In the debugger you can always see what the current term looks like and what rewrite rules are applied. For example, with the rules fact n | n > 0 = n * fact (n-1) and fact 0 = 1, a possible reduction sequence is:

fact 3
3 * fact (3-1)
3 * fact 2
3 * (2 * fact (2-1))
3 * (2 * fact 1)
3 * (2 * (1 * fact (1-1)))
3 * (2 * (1 * fact 0))
3 * (2 * (1 * 1))
3 * (2 * 1)
3 * 2
6

We say that fact 3 reduces to the value 6, written more concisely as the rewrite rule fact 3 = 6.

Parallel matching

Stroscot’s main reduction semantics is nondeterministic - all possible matches and rewrites are considered. It is an error if there is no unique answer. For example this is an error:

f 1 = 1
;
f y = 2

f 1
# Error: rule conflict for `f 1`

But if the first clause was f 1 = 2 it would be allowed:

f 1 = 2
;
f y = 2

f 1
# 2

Since many programs are sequential there is a convenience syntax for making the cases non-overlapping:

f 1 = 1
f y = 2

# equivalent to

f 1 = 1
;
f y | y != 1 = 2

But the parallel behavior is useful. For example you can write impromptu tests that Stroscot will verify give the same result:

fib (-1) = 0
fib 0 = 1
fib n = fib (n-1) + fib (n-2)

# test
fib 5 = 5

# would give an error on fib 5 = 6

Although writing assert (fib 5 == 5) might be clearer.
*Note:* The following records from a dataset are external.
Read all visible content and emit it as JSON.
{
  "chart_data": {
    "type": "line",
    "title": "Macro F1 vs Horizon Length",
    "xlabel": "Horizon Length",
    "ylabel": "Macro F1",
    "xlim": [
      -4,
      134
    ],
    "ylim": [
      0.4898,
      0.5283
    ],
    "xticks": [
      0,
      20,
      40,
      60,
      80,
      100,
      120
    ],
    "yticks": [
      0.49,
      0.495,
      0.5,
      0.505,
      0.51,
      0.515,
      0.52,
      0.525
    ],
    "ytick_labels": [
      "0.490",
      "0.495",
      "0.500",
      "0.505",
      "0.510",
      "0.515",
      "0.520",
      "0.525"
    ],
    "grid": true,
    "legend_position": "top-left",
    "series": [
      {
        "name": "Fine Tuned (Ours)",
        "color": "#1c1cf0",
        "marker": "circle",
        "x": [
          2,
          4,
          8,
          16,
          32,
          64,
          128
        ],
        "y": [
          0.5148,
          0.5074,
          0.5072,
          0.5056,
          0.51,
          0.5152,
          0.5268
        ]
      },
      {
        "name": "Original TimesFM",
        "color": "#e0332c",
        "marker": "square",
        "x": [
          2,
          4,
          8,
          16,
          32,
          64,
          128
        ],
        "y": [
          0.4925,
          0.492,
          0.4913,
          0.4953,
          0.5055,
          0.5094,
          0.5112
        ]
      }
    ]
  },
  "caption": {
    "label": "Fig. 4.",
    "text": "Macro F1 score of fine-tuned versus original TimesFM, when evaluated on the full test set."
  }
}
Another useful application is specializing generic methods to high-performance implementations for specific types, and in general giving more freedom to the compiler to do evaluation. For example consider the idea of “parallel and” from this old Usenet post):

myand False x = False
myand x False = False
myand True True = True

With the sequential matching, matching myand True False tries the first clause and evaluates False == True, which fails, so the second clause gives myand True False = False. But this behavior depends on proving False != True. In this case they are both values so it is trivial. But if instead of True we use a computation expensive_true that takes a long time to produce the value True, then proving False != expensive_true takes a long time. Now consider parallel matching:

myand False x = False
;
myand x False = False
;
myand True True = True

Because the system is parallel, Stroscot can choose which term to evaluate first. It may evaluate expensive_true for a little bit, but then it can switch to evaluating False and immediately match the second clause without finishing evaluation of expensive_true.

Now in some cases the system can automatically be parallelized. In particular with this example, the one overlapping case is myand False False and it can be verified that both of the first two clauses give False, hence the system is weakly orthogonal and can be parallelized. But in general identifying opportunities like this is hard, and also with sequential matching specializing generic methods would require careful priority management, so it is better to have an explicit syntax.

Logic programming

Sometimes the requirement that the value is unique is burdensome. Stroscot also allow logic programming, so you can work with relations and nondeterministic functions.

Sets

Suppose you wanted to declare an enum:

enum Color { Red, Blue, Green }

In many languages this would be a built-in language construct. In Stroscot, enum is a macro, it expands as follows:

symbol Red
symbol Blue
symbol Green
set Color default_closed
elem Color Red
elem Color Blue
elem Color Green

This declares the symbols Red, Blue, and Green, and adds them to the set Color. You can thinks of sets as what languages call types, but Stroscot’s sets correspond closely to mathematical sets so “set” is a more appropriate term (and shorter).